Awards like, for instance, Least Lousy Supporting Transgendered African-American Undocumented Immigrant and Visually Challenged Actor in a Wimmins Climate Change Social Justice Drama. It has a certain ring to it, don’t you think?

P.S.–Oh, wait, I know! What could be more simple. Just do what libs do in the public schools and recreation programs: everybody gets an Oscar! The same way everybody gets a trophy just for showing up. What could be better for their self-esteem?

End of problem!

How to Tell if the Book You’re Reading Was Written by a Space Alien

There is concern that beings from other planets are gobbling up publishing opportunities that ought to go to earth people. It’s hard enough getting a book published, without having to compete with interlopers from other worlds.

But before anything can be done about it, we must first learn to recognize books written by aliens. This can be difficult. However, I have studied the matter and I believe the following brief examples will be helpful.


The Texan’s eyes glinted in the moonlight as he peered down at what Paiute Bob held in his two hands. He couldn’t stop staring at it.

“Do you know what this is, Bob?” he whispered hoarsely. “Do you know what this is? It’s pure lint! Lint, I tell you! We’re rich, we’re rich–yeee-haaah!”

It should be obvious that no earthling could have written the above.

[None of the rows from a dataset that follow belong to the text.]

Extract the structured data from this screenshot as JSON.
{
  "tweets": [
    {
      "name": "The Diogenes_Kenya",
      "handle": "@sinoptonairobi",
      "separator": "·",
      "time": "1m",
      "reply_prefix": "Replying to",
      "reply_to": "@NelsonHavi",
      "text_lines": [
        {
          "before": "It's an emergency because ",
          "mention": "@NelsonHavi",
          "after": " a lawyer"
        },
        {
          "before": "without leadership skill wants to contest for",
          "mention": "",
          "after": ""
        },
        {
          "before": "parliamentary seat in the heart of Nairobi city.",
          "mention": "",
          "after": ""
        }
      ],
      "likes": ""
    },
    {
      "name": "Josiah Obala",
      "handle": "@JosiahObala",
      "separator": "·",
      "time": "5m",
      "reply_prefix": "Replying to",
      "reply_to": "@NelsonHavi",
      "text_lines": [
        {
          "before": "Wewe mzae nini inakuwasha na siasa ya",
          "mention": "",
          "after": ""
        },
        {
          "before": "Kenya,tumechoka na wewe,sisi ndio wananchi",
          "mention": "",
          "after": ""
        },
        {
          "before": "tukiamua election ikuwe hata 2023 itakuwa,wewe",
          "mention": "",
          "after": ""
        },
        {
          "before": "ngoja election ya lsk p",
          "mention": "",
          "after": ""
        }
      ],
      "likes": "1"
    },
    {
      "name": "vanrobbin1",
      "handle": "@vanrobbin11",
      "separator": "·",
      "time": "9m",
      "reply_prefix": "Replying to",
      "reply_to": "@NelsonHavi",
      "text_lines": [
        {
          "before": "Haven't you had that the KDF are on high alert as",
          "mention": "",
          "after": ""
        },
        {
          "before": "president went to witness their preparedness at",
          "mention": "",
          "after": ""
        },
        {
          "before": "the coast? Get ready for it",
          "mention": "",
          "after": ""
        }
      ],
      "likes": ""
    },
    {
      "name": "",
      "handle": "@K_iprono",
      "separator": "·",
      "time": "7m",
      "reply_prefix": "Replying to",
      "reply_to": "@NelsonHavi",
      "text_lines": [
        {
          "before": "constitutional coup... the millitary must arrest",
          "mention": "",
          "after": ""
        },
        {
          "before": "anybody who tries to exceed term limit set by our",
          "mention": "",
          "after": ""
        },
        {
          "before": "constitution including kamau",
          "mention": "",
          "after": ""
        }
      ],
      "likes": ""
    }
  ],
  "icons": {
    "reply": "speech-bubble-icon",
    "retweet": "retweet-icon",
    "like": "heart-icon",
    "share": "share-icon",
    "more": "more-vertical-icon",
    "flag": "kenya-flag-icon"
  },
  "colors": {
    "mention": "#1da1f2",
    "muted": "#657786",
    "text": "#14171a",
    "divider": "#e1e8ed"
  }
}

The candidate paused to survey the cheering crowd. It made the rafters ring. And up in the press box, Chris Crock leaned into me and said, “I get a thrill up and down my leg, every time I hear that guy! Don’t you?”

No writer born on this planet would even be able to imagine such abject groupyism on the part of a professional newsman. This is surely from the opposite side of the galaxy, where they simply have no self-respect.


Bumbollygon the Elf turned to Plopko the Dwarf. “We must all learn to respect diverse lifestyles,” said the Elf. “Yes,” agreed the Dwarf, “because diversity is everything. Diversity makes me want to do cartwheels.”

Sorry, I can’t go on with this example. You’d think even the most thick-headed publisher would realize that such twaddle is not of this earth. At the very least, you ought to be able to go by your instincts.


“Destiny, my love, there is something about me that you must know. I am one hundred and eighty-seven years old.”

“Oh, Josh! I thought you were eighteen, tops.”

“I cannot live without you, my darling.”

“Oh, my poor love! I’m only sixteen–so your first one hundred and seventy-one years of life must have been so lonely!”

“We are soul-mates, Destiny. You don’t mind that I’m a vampire, do you?”

“Of course not, darling. Vampires are just so cool!”

“Then let us go down to my place, my love. And I will show you my Tinker Toy collection…”

Fiction written by space aliens instead of human beings just doesn’t ring true. You could almost bite into the pages and taste the difference.

But don’t do that. You don’t know where they’ve been.